For a normally distributed univariate random variable it is straightforward to construct a symmetric two-sided CI with a given desired coverage \(\kappa\) (Figure A.2).

A symmetric normal CI with nominal coverage \(\kappa\) for

  • a scalar parameter \(\theta\)
  • with normally distributed estimate \(\hat{\theta} \sim N(\theta, \sigma^2)\)

is given by \[ \widehat{\text{CI}}=[\hat{\theta} \pm c \sigma] \] where \(c\) is chosen to achieve the desired coverage probability \[ \kappa = \text{Pr}(\hat{\theta} - c \sigma \leq \theta \leq \hat{\theta} + c \sigma) \]

Table A.1: Critical values for the normal distribution.
Coverage \(\kappa\) Critical value \(c\)
0.90 1.64
0.95 1.96
0.99 2.58

Table A.1 lists the critical values \(c\) for the three most commonly used values of \(\kappa\). It is useful to memorise these values as they are used frequently.

The critical values are obtained as follows. For a normal random variable \(x \sim N(\mu, \sigma^2)\) with mean \(\mu\) and variance \(\sigma^2\) and density function \(p(x|\mu, \sigma^2)\) we can compute the probability \[ \text{Pr}(x \leq \mu + c \sigma) = \int_{-\infty}^{\mu+c\sigma} p(x|\mu, \sigma^2) dx = \Phi (c) = \frac{1+\kappa}{2} \] where \(\Phi(c)\) is the cumulative distribution function (CDF) of the standard normal \(N(0,1)\) distribution. Its inverse \(\Phi^{-1}\) is the standard normal quantile function. The critical value \(c\) is obtained by \[ c=\Phi^{-1}\left(\frac{1+\kappa}{2}\right) \]
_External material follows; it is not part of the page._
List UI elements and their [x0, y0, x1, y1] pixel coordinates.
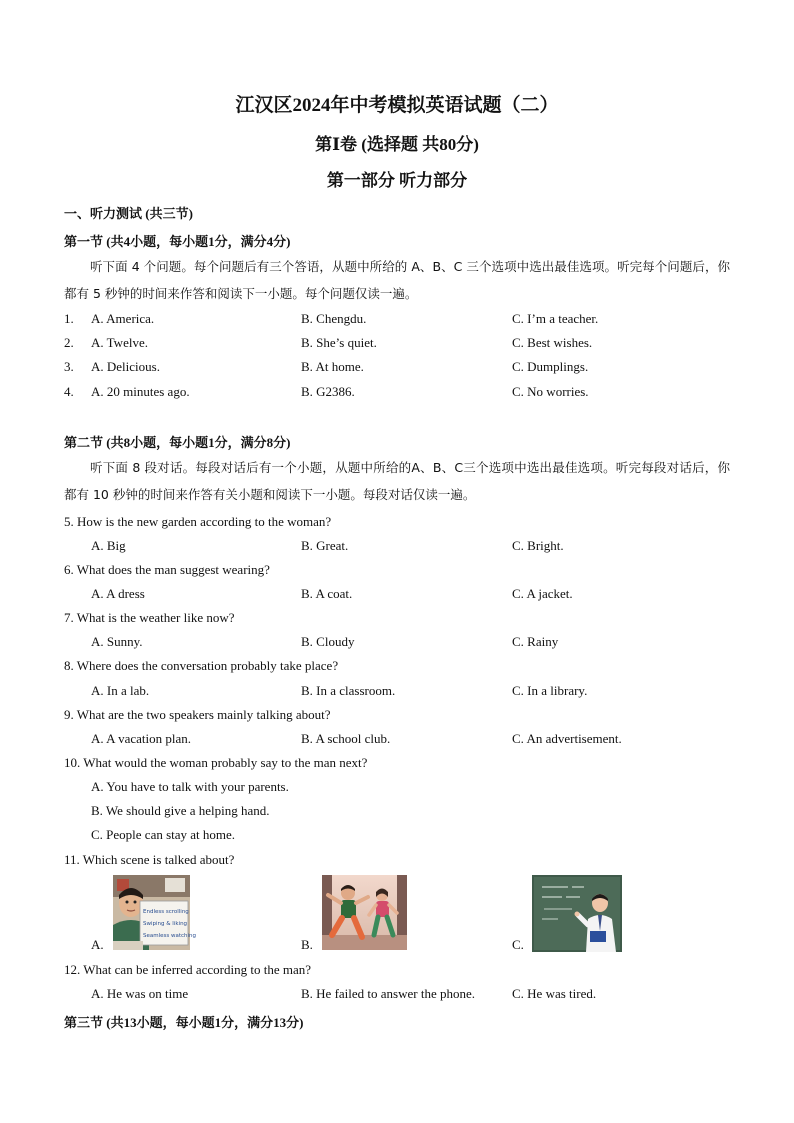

One-sided confidence interval based on the chi-squared distribution

Figure A.3: Construction of a one-sided confidence interval based on a chi-squared distribution with one degree of freedom.

For a chi-squared distributed statistic commonly a one-sided CI of the form \([0, c ]\) is used with nominal coverage probability \(\kappa = \text{Pr}(x \leq c)\) (see Figure A.3). As before we obtain \(c\) from the quantile function, i.e. by inverting the CDF of the chi-squared distribution.

Table A.2: Critical values for the chi-squared distribution with one degree of freedom.
Coverage \(\kappa\) Critical value \(c\)
0.90 2.71
0.95 3.84
0.99 6.63

Table A.2 lists the critical values for the three most common choices of the coverage probability \(\kappa\) for a chi-squared distribution with one degree of freedom. Note that these critical values are the squared values of the corresponding thresholds in Table A.1 (with small discrepancies due to rounding).